Linguistic communities are interpretative -- they have shared frameworks and strategies to fix the meaning of what is experienced through senses or communicated through language. India presents one such interpretative community in which the three major contending schools of thought -- the Brahmins, the Buddhists and the Jains -- flourished and 'fought'. The presence of a strong interpretative tradition suggests the existence of texts and issues that are perennially important and also a certain freedom of mind that the community has enjoyed and guaranteed.
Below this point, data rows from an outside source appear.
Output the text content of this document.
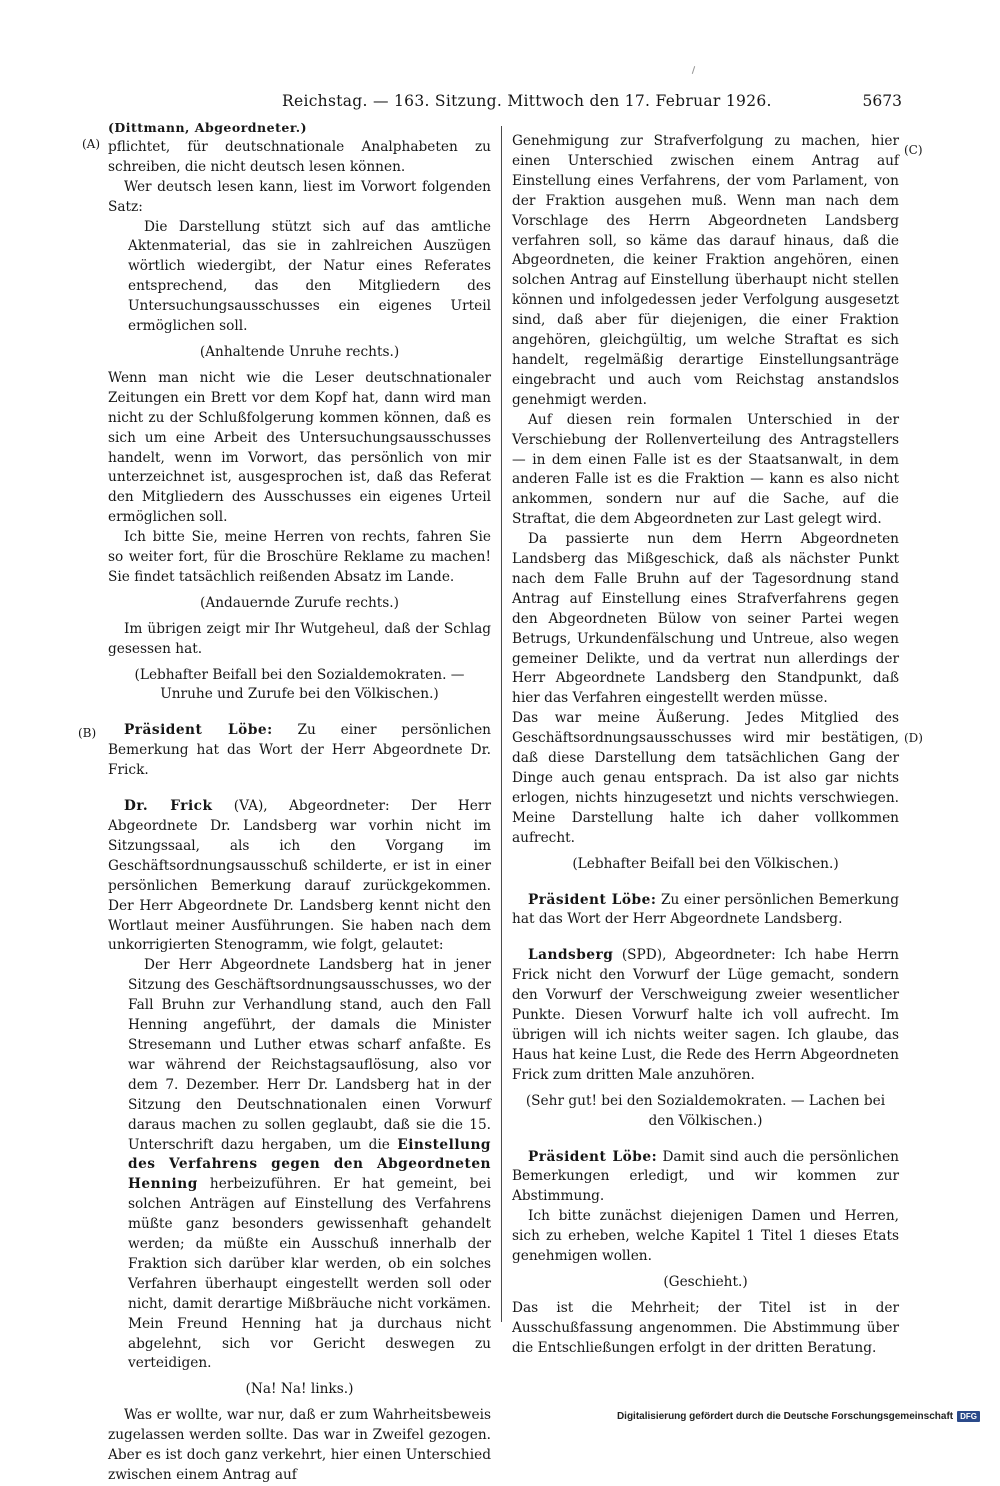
Reichstag. — 163. Sitzung. Mittwoch den 17. Februar 1926.	5673
(A)
(B)
(C)
(D)

(Dittmann, Abgeordneter.)

pflichtet, für deutschnationale Analphabeten zu schreiben, die nicht deutsch lesen können.

Wer deutsch lesen kann, liest im Vorwort folgenden Satz:

Die Darstellung stützt sich auf das amtliche Aktenmaterial, das sie in zahlreichen Auszügen wörtlich wiedergibt, der Natur eines Referates entsprechend, das den Mitgliedern des Untersuchungsausschusses ein eigenes Urteil ermöglichen soll.

(Anhaltende Unruhe rechts.)

Wenn man nicht wie die Leser deutschnationaler Zeitungen ein Brett vor dem Kopf hat, dann wird man nicht zu der Schlußfolgerung kommen können, daß es sich um eine Arbeit des Untersuchungsausschusses handelt, wenn im Vorwort, das persönlich von mir unterzeichnet ist, ausgesprochen ist, daß das Referat den Mitgliedern des Ausschusses ein eigenes Urteil ermöglichen soll.

Ich bitte Sie, meine Herren von rechts, fahren Sie so weiter fort, für die Broschüre Reklame zu machen! Sie findet tatsächlich reißenden Absatz im Lande.

(Andauernde Zurufe rechts.)

Im übrigen zeigt mir Ihr Wutgeheul, daß der Schlag gesessen hat.

(Lebhafter Beifall bei den Sozialdemokraten. — Unruhe und Zurufe bei den Völkischen.)

Präsident Löbe: Zu einer persönlichen Bemerkung hat das Wort der Herr Abgeordnete Dr. Frick.

Dr. Frick (VA), Abgeordneter: Der Herr Abgeordnete Dr. Landsberg war vorhin nicht im Sitzungssaal, als ich den Vorgang im Geschäftsordnungsausschuß schilderte, er ist in einer persönlichen Bemerkung darauf zurückgekommen. Der Herr Abgeordnete Dr. Landsberg kennt nicht den Wortlaut meiner Ausführungen. Sie haben nach dem unkorrigierten Stenogramm, wie folgt, gelautet:

Der Herr Abgeordnete Landsberg hat in jener Sitzung des Geschäftsordnungsausschusses, wo der Fall Bruhn zur Verhandlung stand, auch den Fall Henning angeführt, der damals die Minister Stresemann und Luther etwas scharf anfaßte. Es war während der Reichstagsauflösung, also vor dem 7. Dezember. Herr Dr. Landsberg hat in der Sitzung den Deutschnationalen einen Vorwurf daraus machen zu sollen geglaubt, daß sie die 15. Unterschrift dazu hergaben, um die Einstellung des Verfahrens gegen den Abgeordneten Henning herbeizuführen. Er hat gemeint, bei solchen Anträgen auf Einstellung des Verfahrens müßte ganz besonders gewissenhaft gehandelt werden; da müßte ein Ausschuß innerhalb der Fraktion sich darüber klar werden, ob ein solches Verfahren überhaupt eingestellt werden soll oder nicht, damit derartige Mißbräuche nicht vorkämen. Mein Freund Henning hat ja durchaus nicht abgelehnt, sich vor Gericht deswegen zu verteidigen.

(Na! Na! links.)

Was er wollte, war nur, daß er zum Wahrheitsbeweis zugelassen werden sollte. Das war in Zweifel gezogen. Aber es ist doch ganz verkehrt, hier einen Unterschied zwischen einem Antrag auf

Genehmigung zur Strafverfolgung zu machen, hier einen Unterschied zwischen einem Antrag auf Einstellung eines Verfahrens, der vom Parlament, von der Fraktion ausgehen muß. Wenn man nach dem Vorschlage des Herrn Abgeordneten Landsberg verfahren soll, so käme das darauf hinaus, daß die Abgeordneten, die keiner Fraktion angehören, einen solchen Antrag auf Einstellung überhaupt nicht stellen können und infolgedessen jeder Verfolgung ausgesetzt sind, daß aber für diejenigen, die einer Fraktion angehören, gleichgültig, um welche Straftat es sich handelt, regelmäßig derartige Einstellungsanträge eingebracht und auch vom Reichstag anstandslos genehmigt werden.

Auf diesen rein formalen Unterschied in der Verschiebung der Rollenverteilung des Antragstellers — in dem einen Falle ist es der Staatsanwalt, in dem anderen Falle ist es die Fraktion — kann es also nicht ankommen, sondern nur auf die Sache, auf die Straftat, die dem Abgeordneten zur Last gelegt wird.

Da passierte nun dem Herrn Abgeordneten Landsberg das Mißgeschick, daß als nächster Punkt nach dem Falle Bruhn auf der Tagesordnung stand Antrag auf Einstellung eines Strafverfahrens gegen den Abgeordneten Bülow von seiner Partei wegen Betrugs, Urkundenfälschung und Untreue, also wegen gemeiner Delikte, und da vertrat nun allerdings der Herr Abgeordnete Landsberg den Standpunkt, daß hier das Verfahren eingestellt werden müsse.

Das war meine Äußerung. Jedes Mitglied des Geschäftsordnungsausschusses wird mir bestätigen, daß diese Darstellung dem tatsächlichen Gang der Dinge auch genau entsprach. Da ist also gar nichts erlogen, nichts hinzugesetzt und nichts verschwiegen. Meine Darstellung halte ich daher vollkommen aufrecht.

(Lebhafter Beifall bei den Völkischen.)

Präsident Löbe: Zu einer persönlichen Bemerkung hat das Wort der Herr Abgeordnete Landsberg.

Landsberg (SPD), Abgeordneter: Ich habe Herrn Frick nicht den Vorwurf der Lüge gemacht, sondern den Vorwurf der Verschweigung zweier wesentlicher Punkte. Diesen Vorwurf halte ich voll aufrecht. Im übrigen will ich nichts weiter sagen. Ich glaube, das Haus hat keine Lust, die Rede des Herrn Abgeordneten Frick zum dritten Male anzuhören.

(Sehr gut! bei den Sozialdemokraten. — Lachen bei den Völkischen.)

Präsident Löbe: Damit sind auch die persönlichen Bemerkungen erledigt, und wir kommen zur Abstimmung.

Ich bitte zunächst diejenigen Damen und Herren, sich zu erheben, welche Kapitel 1 Titel 1 dieses Etats genehmigen wollen.

(Geschieht.)

Das ist die Mehrheit; der Titel ist in der Ausschußfassung angenommen. Die Abstimmung über die Entschließungen erfolgt in der dritten Beratung.

Digitalisierung gefördert durch die Deutsche Forschungsgemeinschaft DFG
The present study is perhaps the first comprehensive analysis of this tradition concerned with the problems of determining meaning in verbal texts. It examines the nature of the texts and the typology of textual situations in response to which a system of interpretation developed and became a shared mode of interpretation, the Shastra-Paddhati. It sets up several typologies -- of meaning, of textual situations and of the interpretative strategies. The book then investigates the instruments of interpretation, verbal testimony, sarvabhauma siddhanta (the meta-principle), sangati (coherence), paribhasha (metarules), laukika-nyaya (common principles of judgement), vyakarana (grammar), nirvacana, (exposition or etymology) and verbal symbolism and illustrates the use that is made of them in different kinds of texts, shruti, smriti and kavya, and by different exegetes such as Shankara.
At a time of resurgence of interest in the Indian intellectual traditions in grammar, philosophy, logic, theories of meaning and poetics and as part of a transdisciplinary search for abstract structures of knowledge this book should be of interest to students and scholars of Indian languages, linguistics, semiotics and literatures and generate lively intellectual controversy among scholars and motivate further research and study in these areas.